Rabobank International’s Asia regional head of food and agribusiness research and industry, John Baker, said at current crude palm oil (CPO) price of US$75 (RM241.5) per barrel and higher production cycle in the third quarter, palm oil prices are set to settle.
Palm and soyaoil prices move in lock-step because they are perfect substitutes of each other in cooking oil, bakery fats and biodiesel.
The US, Brazil and Argentina are the largest producers of soyaoil in the world. This year, soya farmers in Latin America expect a record harvest.
“Supplies of soyabeans have become ample and stockpiles are building up. This could start weighing on prices,” he said.
“So, we see palm oil falling off slightly in the next few months but it should remain above US$700 (RM2,254) per tonne,” Baker told a news briefing on the global outlook for agricultural commodities in Kuala Lumpur yesterday.
Yesterday, crude palm oil futures on the Malaysian Derivatives Exchange added RM6 to close at RM2,390 per tonne. This level is 12 per cent lower than this year’s highest level of RM2,722 per tonne traded in early March.
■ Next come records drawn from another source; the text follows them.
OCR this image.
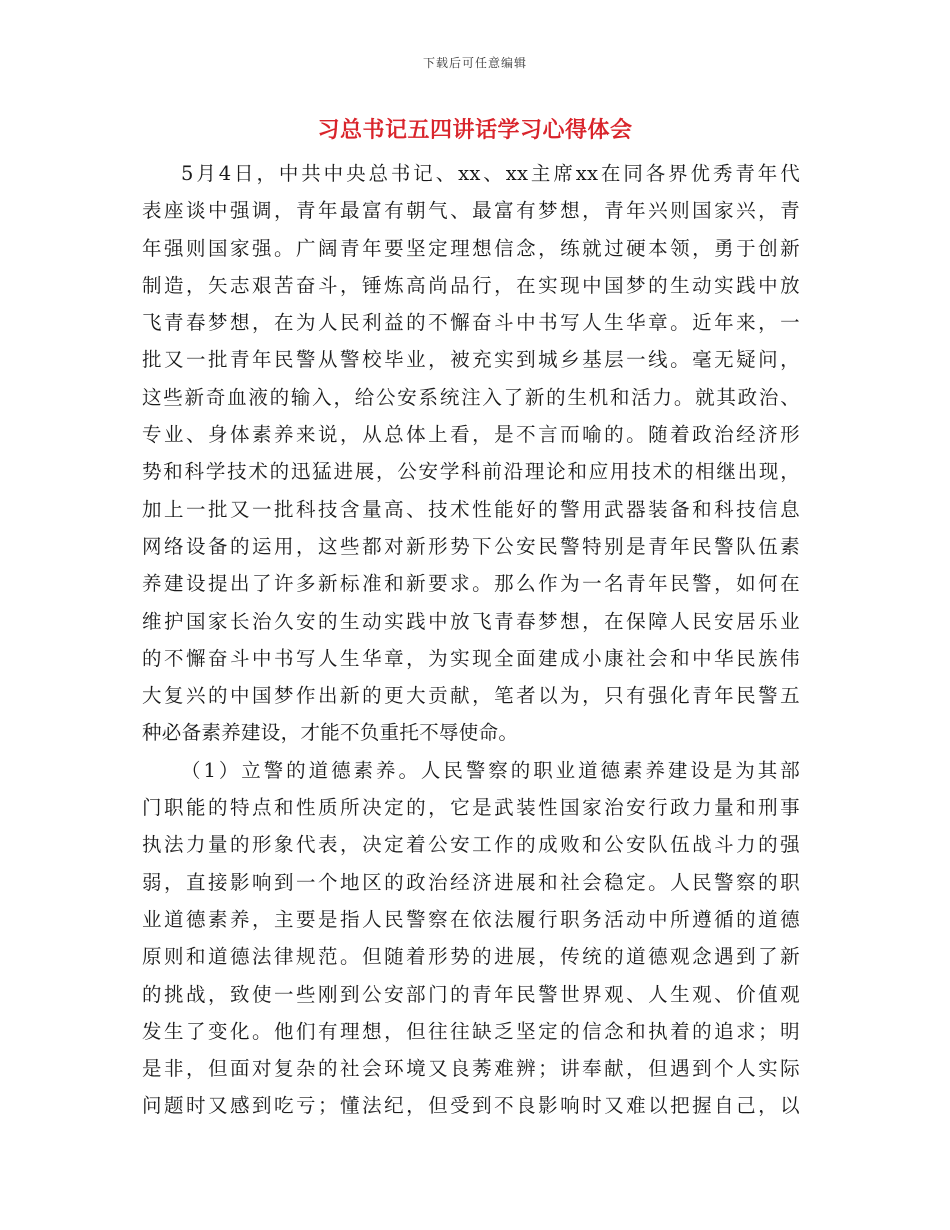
下载后可任意编辑
习总书记五四讲话学习心得体会
5月4日，中共中央总书记、xx、xx主席xx在同各界优秀青年代
表座谈中强调，青年最富有朝气、最富有梦想，青年兴则国家兴，青
年强则国家强。广阔青年要坚定理想信念，练就过硬本领，勇于创新
制造，矢志艰苦奋斗，锤炼高尚品行，在实现中国梦的生动实践中放
飞青春梦想，在为人民利益的不懈奋斗中书写人生华章。近年来，一
批又一批青年民警从警校毕业，被充实到城乡基层一线。毫无疑问，
这些新奇血液的输入，给公安系统注入了新的生机和活力。就其政治、
专业、身体素养来说，从总体上看，是不言而喻的。随着政治经济形
势和科学技术的迅猛进展，公安学科前沿理论和应用技术的相继出现，
加上一批又一批科技含量高、技术性能好的警用武器装备和科技信息
网络设备的运用，这些都对新形势下公安民警特别是青年民警队伍素
养建设提出了许多新标准和新要求。那么作为一名青年民警，如何在
维护国家长治久安的生动实践中放飞青春梦想，在保障人民安居乐业
的不懈奋斗中书写人生华章，为实现全面建成小康社会和中华民族伟
大复兴的中国梦作出新的更大贡献，笔者以为，只有强化青年民警五
种必备素养建设，才能不负重托不辱使命。
（1）立警的道德素养。人民警察的职业道德素养建设是为其部
门职能的特点和性质所决定的，它是武装性国家治安行政力量和刑事
执法力量的形象代表，决定着公安工作的成败和公安队伍战斗力的强
弱，直接影响到一个地区的政治经济进展和社会稳定。人民警察的职
业道德素养，主要是指人民警察在依法履行职务活动中所遵循的道德
原则和道德法律规范。但随着形势的进展，传统的道德观念遇到了新
的挑战，致使一些刚到公安部门的青年民警世界观、人生观、价值观
发生了变化。他们有理想，但往往缺乏坚定的信念和执着的追求；明
是非，但面对复杂的社会环境又良莠难辨；讲奉献，但遇到个人实际
问题时又感到吃亏；懂法纪，但受到不良影响时又难以把握自己，以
Maybank Investment Bank also expects vegetable oil prices to trend down in the second half of this year.
Maybank analyst Tan Chi Wei’s mildly bearish view on palm oil prices is supported by a current parity of palm and soyaoil prices. Palm oil traditionally trades at a discount of more than US$100 (RM322) per tonne to soyaoil but that had started to narrow to just US$20 (RM64.4) per tonne a year ago.
Also, an eventual monetary tightening in the US could result in a further appreciation of the US dollar.
“This could be negative for commodity prices, all else being equal,” Tan said.